The book is open access (https://linear.axler.net/), I am going to quote directly the author in the preface:
<< all linear algebra books use determinants to prove that every linear operator on a finite-dimensional complex vector space has an eigenvalue. Determinants are difficult, nonintuitive, and often defined without motivation. To prove the theorem about existence of eigenvalues on complex vector spaces, most books must define determinants, prove that a linear map is not invertible if and only if its determinant equals 0, and then define the characteristic polynomial. This tortuous (torturous?) path gives students little feeling for why eigenvalues exist.
In contrast, the simple determinant-free proofs presented here (for example, see 5.21) offer more insight. Once determinants have been banished to the end of the book, a new route opens to the main goal of linear algebra— understanding the structure of linear operators.>>
If you like mathematics, it is actually a pretty nice book.
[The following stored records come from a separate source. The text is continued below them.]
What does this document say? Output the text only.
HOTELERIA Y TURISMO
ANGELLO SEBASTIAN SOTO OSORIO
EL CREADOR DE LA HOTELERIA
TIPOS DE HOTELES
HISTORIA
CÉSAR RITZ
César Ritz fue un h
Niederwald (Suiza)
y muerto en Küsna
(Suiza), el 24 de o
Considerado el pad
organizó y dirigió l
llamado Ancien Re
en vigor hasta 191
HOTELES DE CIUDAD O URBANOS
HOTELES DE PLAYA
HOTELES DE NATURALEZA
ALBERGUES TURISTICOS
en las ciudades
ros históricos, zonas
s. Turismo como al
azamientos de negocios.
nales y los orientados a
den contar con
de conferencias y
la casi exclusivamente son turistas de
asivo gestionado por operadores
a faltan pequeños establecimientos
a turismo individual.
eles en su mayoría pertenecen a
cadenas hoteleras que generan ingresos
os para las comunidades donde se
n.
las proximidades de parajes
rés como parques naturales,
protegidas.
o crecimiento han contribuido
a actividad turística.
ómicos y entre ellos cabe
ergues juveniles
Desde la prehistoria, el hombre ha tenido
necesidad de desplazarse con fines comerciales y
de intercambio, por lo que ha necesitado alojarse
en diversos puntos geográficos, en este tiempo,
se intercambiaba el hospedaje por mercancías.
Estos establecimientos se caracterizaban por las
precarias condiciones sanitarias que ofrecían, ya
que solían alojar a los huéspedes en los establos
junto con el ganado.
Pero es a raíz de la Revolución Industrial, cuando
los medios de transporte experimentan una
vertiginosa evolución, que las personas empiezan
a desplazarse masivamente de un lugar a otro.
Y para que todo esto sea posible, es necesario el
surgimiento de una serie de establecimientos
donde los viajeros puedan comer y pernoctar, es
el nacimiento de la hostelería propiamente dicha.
The philosophy of LADR is described in his paper Down with determinants: https://www.axler.net/DwD.html. In short, he thinks they obscure proofs. I love the book, but AFAIK only the compactified version (excluding all proofs, examples, and exercises, along with most comments) is open access: https://linear.axler.net/LinearAbridged.pdf.
IMHO, since the OP wants to apply linear algebra to real world problems, a better approach is to go with a matrix analysis book. Strang is very popular, but my favorite is http://matrixanalysis.com/Contents.html. Axler is a few notches higher in terms of abstraction. Hence, you won't learn lots of important practical results about matrices. In case of going with Axler, I'd use the previous edition. It's a shame they have ruined the typesetting by adding so many distracting color boxes and different fonts.
Personally, I'd go with Hubbard & Hubbard: https://matrixeditions.com/5thUnifiedApproach.html. It's a work of art that takes you from pre-calculus till multivariate calculus and analysis, along with all necessary linear algebra. Great mix of rigor, intuitions and practical details. At this level, as Hubbard points out, it's very useful to combine linear algebra with calculus & real analysis.
Another vote here for the matrixanalysis.com book. It is a really excellent book and takes a reasonably pragmatic approach to linear algebra. Coming from a programming background, you're more likely to find some things that resonate with you here. For example, this is one of the few introductory linear algebra books that deals with sensitivity analysis, which is useful to think about when dealing with floating point arithmetic instead of real arithmetic.
Would Hubbard and Hubbard be too difficult if I found Spivaks calculus too difficult?
I have been struggling to find a linear algebra book that isn't too abstract or too verbose. I did take LA and calculus a decade ago and I am trying to build up a background strong enough for probability and statistics.
It depends. Skim through H&H to see. I find it more intuitive and modern, but it also covers way more territory. At some point, the material will be hard because it's very advanced mathematics.
However, by then perhaps you have already adjusted. There's also a solution manual. Furthermore, many difficult proofs are in the appendix. So it's more of a calculus book if you want to ignore the analysis part.
I am hoping to get some experience with probalistic modelling, maximum likelihood etc. I work in bioinformatics and spent most of my time on algorithms development but probability/stats/ML are becoming the norm now. I find it hard to follow papers and develop new methods.
The skills needed will vary a lot. Hence my concern about studying H&H. It's a good idea, as real analysis is the foundation. But it will take too much of your time to get to something useful. Probably you should try to learn more applied material in parallel and let both threads merge in the future.
For maximum likelihood, you need to learn convex optimization right after real analysis. The canonical reference is [1], but there's also a very simple and pragmatic linear algebra textbook by the same author that also covers some of the optimization basics [2]. This might be a good entry point, certainly easier than Spivak or H&H. There's also [3,4], which you probably know about. These are great and emphasize the modeling part. Maximum likelihood (via EM) is in the appendix, and you don't really need to know a lot of math to get going.
If you prefer a Bayesian or a variational point of view, modeling is the really important part. MCMC and message passing algorithms tend to be reused. For high level modeling of study results (e.g. differential expression on complicated designs), Gelman's Stan books [5] are a delight to learn from. If you need to roll your own custom inference, you should learn about graphical data structures such as factor graphs [6,7]. Here, knowhow from H&H is also required.
Thanks so much, it's nice to get suggestions from someone in the same area!
These are the most helpful and practical suggestions I have encountered. You've hit the nail on the head with the exact problem I have been having working through books like Spivak and Axler. It always felt like I wasn't learning anything practical towards my work and that anything useful was a long ways away. I do enjoy the books and the material and the suggestion to pursue them in parallel is something I wish I thought about.
Determinants are usually introduced in Linear algebra out of the blue because you can't get to other important topics in Linear Algebra without them. Calculating them is a complex mess best left for a calculator. Sheldon teaches Linear Algebra as a theoretical math course, along the lines of learning Abstract Algebra. He approaches those other important topics from a different direction entirely, and determinants are just a trivial part of his book because of the different approach.
Any way to explain to a lay person why?